Party officials called him in, "I see here you're trying to go to college."
"But you are not a student."
"Well, I would be if I were in university."
"But you are not a student, you are a musician."
My friend was silent.
"We know you are a musician."
So he did not go to University in Beijing. His insight was that in China people had a title, and that was what they were. This is why, when you meet high ranking party officials, they always have a lot of titles. Only special people can have more than one title. You cannot be a multifaceted prole.
But this is not unique to totalitarian regimes. We do this to each other all the time. If I say I'm pro-choice, I get labeled as a screaming liberal. If I say I'm in favor of a flat tax, I'm a right wing nut job. If I say I'm both, people's brains leak out of their ears and they get mad at me. "You made my brains leak!"
In our on-going conversation, Trish said:
This is what I meant as person vs. personna. a blog can never contain the totality of an individual. Case in point: I have kept my theological background out of my profile up until today. I have, up to this point, felt it a detriment because, let's face it, theology ain't the hippest subject to have a background in...and I get tired of telling people that I'm not The Church Lady finding Satan under every bad haircut. (Then again, maybe they can figure that out from the hat.) ((J note .. I included picture to provide hat context)).

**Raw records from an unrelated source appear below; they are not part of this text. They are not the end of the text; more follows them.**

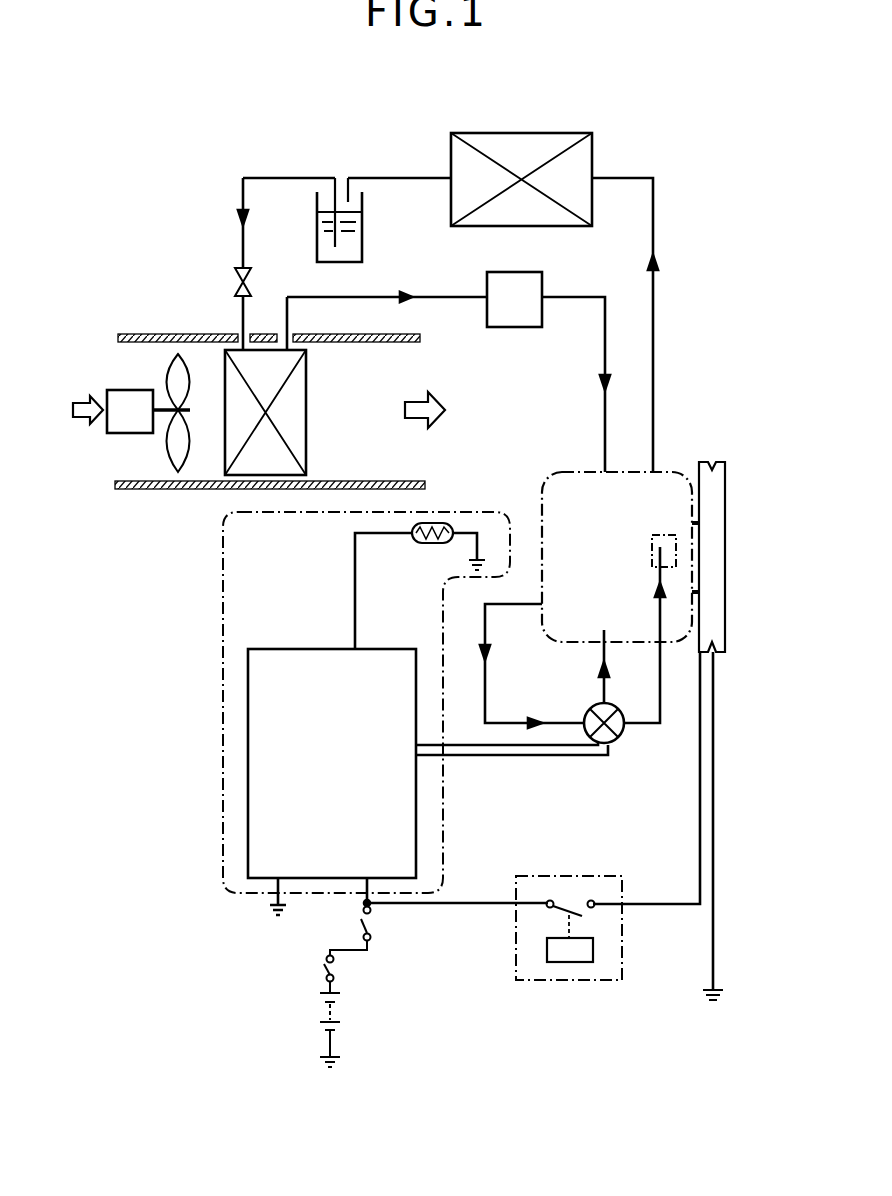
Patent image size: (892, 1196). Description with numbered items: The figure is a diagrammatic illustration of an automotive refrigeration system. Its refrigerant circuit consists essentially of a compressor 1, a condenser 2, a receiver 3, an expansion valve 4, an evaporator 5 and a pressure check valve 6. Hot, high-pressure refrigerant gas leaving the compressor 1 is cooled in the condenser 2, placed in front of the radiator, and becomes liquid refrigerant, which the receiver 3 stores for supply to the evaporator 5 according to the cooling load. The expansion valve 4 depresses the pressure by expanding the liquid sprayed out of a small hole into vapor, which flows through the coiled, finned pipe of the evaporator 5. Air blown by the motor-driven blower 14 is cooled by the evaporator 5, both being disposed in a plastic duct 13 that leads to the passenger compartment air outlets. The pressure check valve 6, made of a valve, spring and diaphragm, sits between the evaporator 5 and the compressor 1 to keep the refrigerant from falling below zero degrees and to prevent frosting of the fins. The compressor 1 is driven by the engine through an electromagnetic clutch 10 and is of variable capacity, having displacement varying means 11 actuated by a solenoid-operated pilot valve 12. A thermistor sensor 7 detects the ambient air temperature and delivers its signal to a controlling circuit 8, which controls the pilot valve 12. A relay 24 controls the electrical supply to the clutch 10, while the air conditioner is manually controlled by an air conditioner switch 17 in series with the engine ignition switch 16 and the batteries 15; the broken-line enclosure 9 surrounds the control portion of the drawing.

The compressor 1 is at (570, 494).
The condenser 2 is at (533, 153).
The receiver 3 is at (350, 243).
The expansion valve 4 is at (240, 282).
The evaporator 5 is at (256, 468).
The pressure check valve 6 is at (515, 283).
The sensor 7 is at (440, 531).
The controlling circuit 8 is at (386, 672).
The control device 9 is at (242, 588).
The electromagnetic clutch 10 is at (698, 465).
The displacement varying means 11 is at (652, 556).
The solenoid-operated pilot valve 12 is at (600, 706).
The plastic duct 13 is at (370, 331).
The motor-driven blower 14 is at (181, 338).
The batteries 15 is at (326, 1005).
The engine ignition switch 16 is at (326, 977).
The air conditioner switch 17 is at (370, 924).
The relay 24 is at (570, 982).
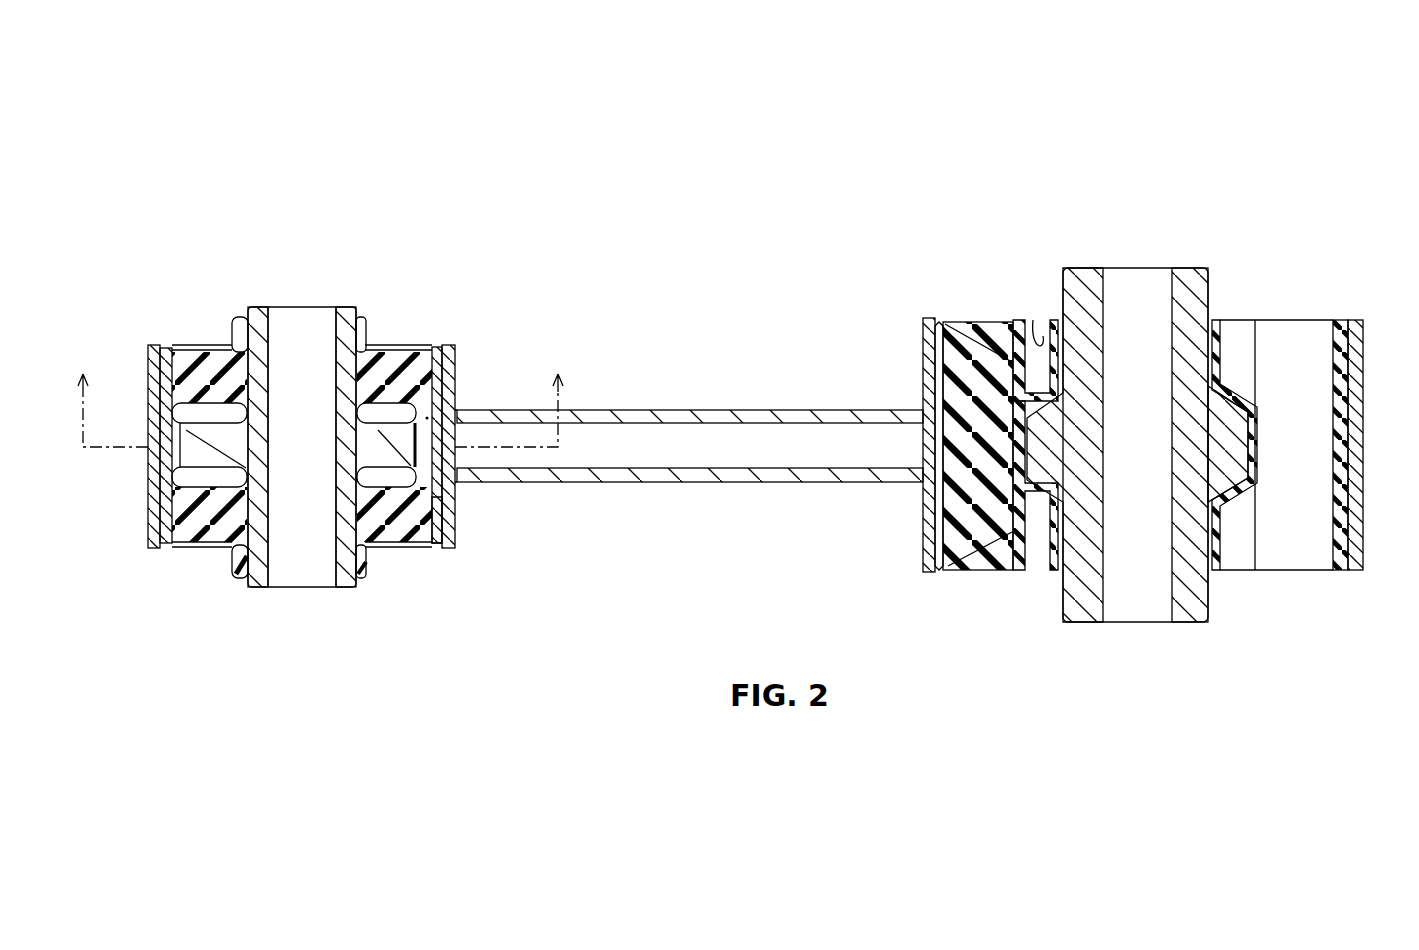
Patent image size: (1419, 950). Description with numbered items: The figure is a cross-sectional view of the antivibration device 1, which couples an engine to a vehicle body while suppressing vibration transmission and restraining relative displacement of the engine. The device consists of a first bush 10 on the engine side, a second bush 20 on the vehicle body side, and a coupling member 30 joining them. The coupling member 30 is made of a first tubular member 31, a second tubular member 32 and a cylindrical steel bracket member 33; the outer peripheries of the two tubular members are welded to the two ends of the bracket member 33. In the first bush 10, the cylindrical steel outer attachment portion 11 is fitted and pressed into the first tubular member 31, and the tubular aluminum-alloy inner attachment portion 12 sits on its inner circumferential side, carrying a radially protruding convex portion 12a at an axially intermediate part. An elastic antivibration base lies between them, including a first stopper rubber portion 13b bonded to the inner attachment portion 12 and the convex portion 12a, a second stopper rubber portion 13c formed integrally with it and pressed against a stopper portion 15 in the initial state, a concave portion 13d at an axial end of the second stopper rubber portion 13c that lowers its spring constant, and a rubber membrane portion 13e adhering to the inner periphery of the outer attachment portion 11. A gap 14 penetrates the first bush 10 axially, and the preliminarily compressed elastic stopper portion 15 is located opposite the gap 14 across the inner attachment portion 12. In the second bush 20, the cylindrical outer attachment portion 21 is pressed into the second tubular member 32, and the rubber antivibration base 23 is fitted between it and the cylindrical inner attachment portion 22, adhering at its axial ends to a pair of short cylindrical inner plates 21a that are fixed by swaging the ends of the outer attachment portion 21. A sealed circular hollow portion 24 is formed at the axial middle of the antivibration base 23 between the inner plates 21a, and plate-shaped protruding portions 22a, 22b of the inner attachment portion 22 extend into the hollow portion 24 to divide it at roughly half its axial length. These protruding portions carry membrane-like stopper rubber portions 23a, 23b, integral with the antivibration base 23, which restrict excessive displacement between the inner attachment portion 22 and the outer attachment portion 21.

The antivibration device 1 is at (929, 126).
The first bush 10 is at (1244, 217).
The outer attachment portion 11 is at (990, 330).
The inner attachment portion 12 is at (1178, 358).
The convex portion 12a is at (1233, 420).
The first stopper rubber portion 13b is at (1256, 453).
The second stopper rubber portion 13c is at (1017, 533).
The concave portion 13d is at (1037, 332).
The rubber membrane portion 13e is at (1338, 493).
The gap 14 is at (1258, 553).
The stopper portion 15 is at (990, 533).
The second bush 20 is at (399, 228).
The outer attachment portion 21 is at (440, 346).
The inner plates 21a is at (433, 541).
The inner attachment portion 22 is at (348, 323).
The protruding portions 22a is at (408, 448).
The protruding portions 22b is at (200, 447).
The antivibration base 23 is at (203, 373).
The stopper rubber portions 23a is at (403, 422).
The stopper rubber portions 23b is at (176, 446).
The hollow portion 24 is at (457, 403).
The coupling member 30 is at (731, 337).
The first tubular member 31 is at (930, 353).
The second tubular member 32 is at (447, 368).
The bracket member 33 is at (652, 415).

Indeed, and I try not to say anything overtly political here. This is because everything does happen in context. Our identities happen in context. Perhaps we have a variety of identities ... that are specific to the contexts in which they happen. We have some core values that we won't violate and we do maintain our individuality in each location. But unnecessary information derails conversations.
She later says:
It makes me wonder though when the whole conversation about community (globally speaking here) in the blogosphere, and finding like minds in the blogosphere via refined metrics, got boiled down to who's doing the advertising and the need for ethical advertising? When does the concept of "community" become predominately associated with consumerism rather than with making it easier to find others conversing--not pontificating--about topics of personal interest not connected to the latest and greates in entertainment and politics.
Maybe it's just the unhip theologian in me that has trouble with being reduced to a marketing cohort before I can find community.

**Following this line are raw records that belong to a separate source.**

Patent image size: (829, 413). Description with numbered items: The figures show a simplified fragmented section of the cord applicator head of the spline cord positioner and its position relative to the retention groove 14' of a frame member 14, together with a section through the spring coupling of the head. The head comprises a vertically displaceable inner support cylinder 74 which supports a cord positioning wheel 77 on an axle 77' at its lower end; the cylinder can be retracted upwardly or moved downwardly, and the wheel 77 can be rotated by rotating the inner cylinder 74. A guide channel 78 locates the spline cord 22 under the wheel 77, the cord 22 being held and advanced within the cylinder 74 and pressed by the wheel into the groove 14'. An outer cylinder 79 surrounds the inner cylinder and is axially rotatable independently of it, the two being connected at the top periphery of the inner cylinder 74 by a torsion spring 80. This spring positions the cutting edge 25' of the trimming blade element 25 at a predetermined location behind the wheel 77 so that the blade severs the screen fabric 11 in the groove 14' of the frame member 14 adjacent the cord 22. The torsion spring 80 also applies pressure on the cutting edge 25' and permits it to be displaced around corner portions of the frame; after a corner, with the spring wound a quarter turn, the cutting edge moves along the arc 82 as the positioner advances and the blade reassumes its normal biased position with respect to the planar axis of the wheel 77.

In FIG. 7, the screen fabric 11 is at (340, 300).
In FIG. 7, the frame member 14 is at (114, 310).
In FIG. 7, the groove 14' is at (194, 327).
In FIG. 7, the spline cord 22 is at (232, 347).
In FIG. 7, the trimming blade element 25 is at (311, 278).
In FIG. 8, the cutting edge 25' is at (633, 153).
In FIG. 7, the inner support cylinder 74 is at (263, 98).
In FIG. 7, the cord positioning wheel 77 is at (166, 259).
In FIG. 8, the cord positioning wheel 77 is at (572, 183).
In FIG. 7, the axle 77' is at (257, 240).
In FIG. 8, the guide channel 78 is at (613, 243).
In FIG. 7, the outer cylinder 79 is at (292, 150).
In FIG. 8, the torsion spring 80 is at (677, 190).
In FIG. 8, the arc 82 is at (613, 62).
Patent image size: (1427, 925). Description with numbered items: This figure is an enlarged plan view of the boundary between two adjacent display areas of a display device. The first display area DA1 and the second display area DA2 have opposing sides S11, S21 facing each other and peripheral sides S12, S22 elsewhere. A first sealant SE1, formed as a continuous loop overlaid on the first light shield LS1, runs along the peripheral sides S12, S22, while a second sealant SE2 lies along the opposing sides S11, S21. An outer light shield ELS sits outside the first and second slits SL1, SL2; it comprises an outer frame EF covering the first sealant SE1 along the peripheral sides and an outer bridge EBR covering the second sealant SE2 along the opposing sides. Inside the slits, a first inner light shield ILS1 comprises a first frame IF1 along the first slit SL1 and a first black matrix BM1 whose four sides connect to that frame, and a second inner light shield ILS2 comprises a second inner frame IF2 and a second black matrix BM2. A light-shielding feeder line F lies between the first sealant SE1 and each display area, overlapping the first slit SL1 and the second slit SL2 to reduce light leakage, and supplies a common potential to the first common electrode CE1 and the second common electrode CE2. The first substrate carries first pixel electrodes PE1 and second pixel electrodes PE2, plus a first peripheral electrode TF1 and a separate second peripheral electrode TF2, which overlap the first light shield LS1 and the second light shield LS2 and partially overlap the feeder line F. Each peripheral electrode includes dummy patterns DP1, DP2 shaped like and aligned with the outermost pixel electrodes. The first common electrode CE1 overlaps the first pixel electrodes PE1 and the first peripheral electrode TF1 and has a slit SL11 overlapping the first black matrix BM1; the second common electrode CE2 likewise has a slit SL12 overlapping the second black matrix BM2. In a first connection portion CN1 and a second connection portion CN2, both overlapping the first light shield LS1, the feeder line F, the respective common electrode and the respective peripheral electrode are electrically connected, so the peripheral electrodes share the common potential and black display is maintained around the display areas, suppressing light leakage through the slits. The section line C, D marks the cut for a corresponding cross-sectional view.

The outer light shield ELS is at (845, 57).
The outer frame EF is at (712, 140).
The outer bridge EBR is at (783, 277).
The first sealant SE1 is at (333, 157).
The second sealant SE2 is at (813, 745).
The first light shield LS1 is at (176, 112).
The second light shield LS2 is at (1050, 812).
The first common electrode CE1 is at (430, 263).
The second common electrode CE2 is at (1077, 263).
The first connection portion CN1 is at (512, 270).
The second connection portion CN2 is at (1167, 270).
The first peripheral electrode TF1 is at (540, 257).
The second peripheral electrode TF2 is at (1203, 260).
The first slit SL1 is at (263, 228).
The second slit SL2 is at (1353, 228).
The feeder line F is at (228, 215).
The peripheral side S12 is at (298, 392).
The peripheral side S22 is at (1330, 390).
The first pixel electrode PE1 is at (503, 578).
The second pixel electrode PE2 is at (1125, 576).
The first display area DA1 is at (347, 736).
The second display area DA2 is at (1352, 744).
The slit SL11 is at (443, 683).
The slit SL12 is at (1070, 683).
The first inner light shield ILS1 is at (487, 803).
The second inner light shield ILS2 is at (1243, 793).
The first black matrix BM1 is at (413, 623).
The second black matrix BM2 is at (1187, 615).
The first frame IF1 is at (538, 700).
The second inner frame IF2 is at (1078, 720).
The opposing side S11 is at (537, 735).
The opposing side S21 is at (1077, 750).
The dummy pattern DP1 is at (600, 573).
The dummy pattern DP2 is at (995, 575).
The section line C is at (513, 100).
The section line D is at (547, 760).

Nicely put. And a good place where this conversation shows its relevance to linklove and identity. In order to find communities, we need to be able to recognize some community indicators that are meaningful to us. We need to be able to find on-going conversations and communities that we can add to, be informed by and participate in.
We don't want to merely be fodder for banal advertising executives who look on us as consumer buckets into which they can pour their prattle. But we do want to be visible enough to attract more thought-mates. People with whom we can converse and grow and debate.
The linklove desire is to see what tools we can bring to the table that can search out community indicators and discard the adverblogs.